I*** M*****, this is your dignity texting you. I ditched you when you started hitting on bros and old sailor men last night. My friend Sarah has pictures to prove it.
I'm giving you permission to use the abortion money to pay for your DUI.
I had to use the resin knife to take the staples out of my tax return forms. Tax returns and a search warrant?
I decided to have standards now that i've graduated.
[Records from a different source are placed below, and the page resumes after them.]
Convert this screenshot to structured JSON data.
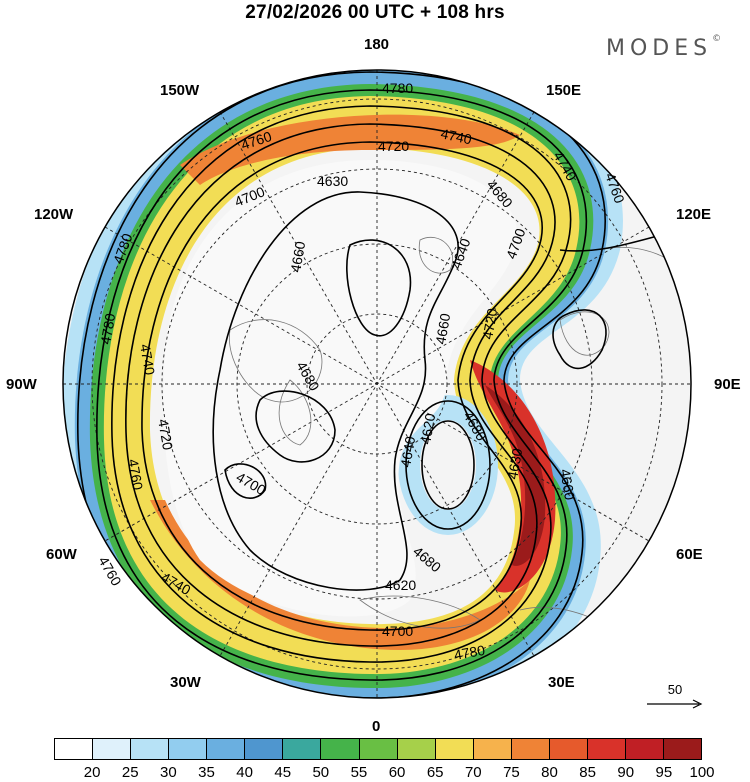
{
  "header": {
    "title": "27/02/2026  00 UTC  + 108 hrs",
    "brand": "MODES",
    "brand_mark": "©"
  },
  "map": {
    "projection": "north-polar-stereographic",
    "longitude_labels": [
      {
        "key": "n",
        "text": "180"
      },
      {
        "key": "ne1",
        "text": "150E"
      },
      {
        "key": "ne2",
        "text": "120E"
      },
      {
        "key": "e",
        "text": "90E"
      },
      {
        "key": "se1",
        "text": "60E"
      },
      {
        "key": "se2",
        "text": "30E"
      },
      {
        "key": "s",
        "text": "0"
      },
      {
        "key": "sw1",
        "text": "30W"
      },
      {
        "key": "sw2",
        "text": "60W"
      },
      {
        "key": "w",
        "text": "90W"
      },
      {
        "key": "nw1",
        "text": "120W"
      },
      {
        "key": "nw2",
        "text": "150W"
      }
    ],
    "contour_labels": [
      "4780",
      "4760",
      "4740",
      "4720",
      "4700",
      "4630",
      "4660",
      "4680",
      "4620",
      "4640",
      "4660",
      "4680",
      "4700",
      "4720",
      "4740",
      "4760",
      "4780",
      "4780",
      "4760",
      "4740",
      "4720",
      "4700",
      "4680",
      "4640",
      "4620",
      "4680",
      "4700",
      "4740",
      "4760",
      "4780",
      "4630",
      "4660"
    ],
    "wind_colors": {
      "jet_core": "#9b1b1b",
      "jet_high": "#d92a25",
      "jet_mid": "#f07a2d",
      "jet_low": "#f5c842",
      "green": "#5cb84f",
      "blue": "#5c9ed6",
      "light_blue": "#a9d6f2",
      "land": "#e8e8e8"
    }
  },
  "colorbar": {
    "labels": [
      "20",
      "25",
      "30",
      "35",
      "40",
      "45",
      "50",
      "55",
      "60",
      "65",
      "70",
      "75",
      "80",
      "85",
      "90",
      "95",
      "100"
    ],
    "colors": [
      "#ffffff",
      "#dff1fb",
      "#b7e2f6",
      "#92cdef",
      "#6aafe0",
      "#4f96cf",
      "#3aa89e",
      "#45b34a",
      "#69bf44",
      "#a6d04a",
      "#f2dd55",
      "#f6b24c",
      "#ef8336",
      "#e65a2c",
      "#d9322a",
      "#c01f25",
      "#9b1b1b"
    ]
  },
  "vector_reference": {
    "label": "50"
  }
}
No guys without a bed frame.
the guy in the stall next to me, came in, farted, laughed, and proceeded to give himself some sort of hillbilly pep talk that included the phrase "big pussy".
WHY IS EVERY MAN IN THIS CITY GAY? IS IT SO BAD TO WANT TO BE TREATED LIKE A PIECE OF SHIT BY A REALLY HOT STRAIGHT MAN FOR A NIGHT?
yes, i was eatting raw cookie dough and fingering myself at the same time.... is there a problem?
have to get expensive furniture. after that study abroad now at least six things at ikea are named after guys i slept with
dude this night sums up my single life. naked, crying, and covered in honey. i need to get laid.
He was "hot guy in the dark". One of us had to sleep with him. I took the bullet you're welcome.
Remember that whole "don't let me drink" thing? We should really start sticking to that.
At this point all my Tinder matches are telling me I'll be fucking the whole male population of UMass '17.
The three of us were sitting silently in my dining room at 4:30 am, half drunk, eating cold spaghetti and listining to death metal. I need a fucking cigarette.
I just bought a blender and 120 pizza rolls. Bring tequila.
that guy was staring at your tits.
nah, more like they were staring at him, and his girlfriend, and her less than adequate bosom. they pitied the fool.
point taken, oh mistress of the bosoms.